A Process-Oriented Framework for Security Assessment of Cyber-Physical Systems

Abstract

Due to digitalization and technological advancement, systems and their requirements are changing, and there is an increasing use of Cyber-Physical Systems (CPS) with a direct connection between the physical and the digital world. These systems process data and have integrated functions and a real-time requirement. There is a great need for security, protection of data, and reliability. The use of digital systems in the energy sector is increasing and changing, as are consumers and generators. This requires a secure IT, communications infrastructure, and highly performing data platforms. The new systems being created are called CPS, which are highly scalable, dynamic, and volatile and process many data of various kinds. One significant aspect of a CPS is security. Personal data and business-sensitive data may be processed, or mission-critical processes may be mapped. Risk analysis and security assessments based on conventional methods and guidelines (for example, BSI IT Basic Protection) have revealed drawbacks.
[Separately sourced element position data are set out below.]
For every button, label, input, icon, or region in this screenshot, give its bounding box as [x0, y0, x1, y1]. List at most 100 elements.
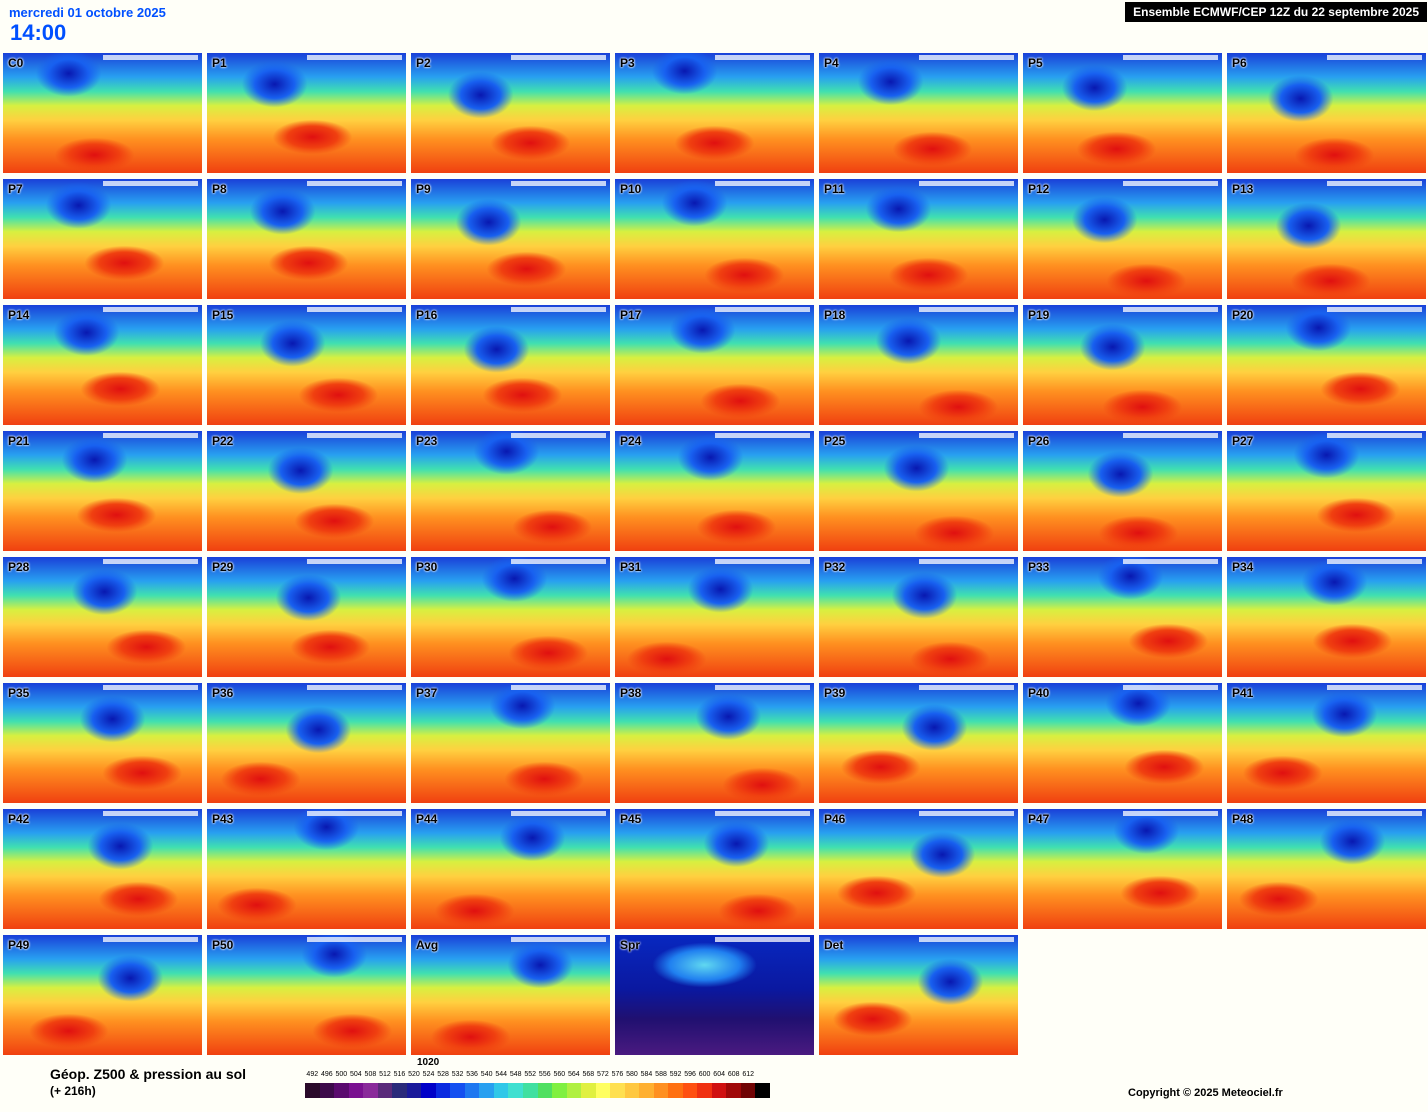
panel-label: P8: [212, 182, 227, 196]
panel-header: [919, 307, 1014, 312]
scale-label: 532: [451, 1071, 464, 1078]
panel-header: [307, 55, 402, 60]
scale-swatch: [464, 1083, 480, 1098]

Present security assessment methods focus on analyzing corporate information systems or are applied for software development life cycles. CPS criteria and their impact on security have not yet been accounted for in today’s security assessments and their corresponding frameworks. This thesis concentrates on modeling CPS security and deriving a framework for CPS security assessments. The considered criteria are data security as conventional, expanded by scalability, and real-time. The underlying framework is process-oriented. CPS use cases will be broken down into (atomic) processes and the security assessed based on each process’ data security, scalability and real-time model. Eventually, this will mean security measures can be mapped at the process level. Conducting this research, the focus was on smart grid systems as one example of CPS. For the discussion of mapping security measures, authentication was selected. The result analysis shows an added value in the security assessment of CPS based on the criteria of data security, scalability, real-time, and the breakdown at the process level. The underlying model allows to cope with the complexity of CPS and more precisely assess the security of CPS. The overall approach of CPS security modeling and provision by using a process-oriented framework is highly innovative and provides a concept for developing future CPS security assessment tools.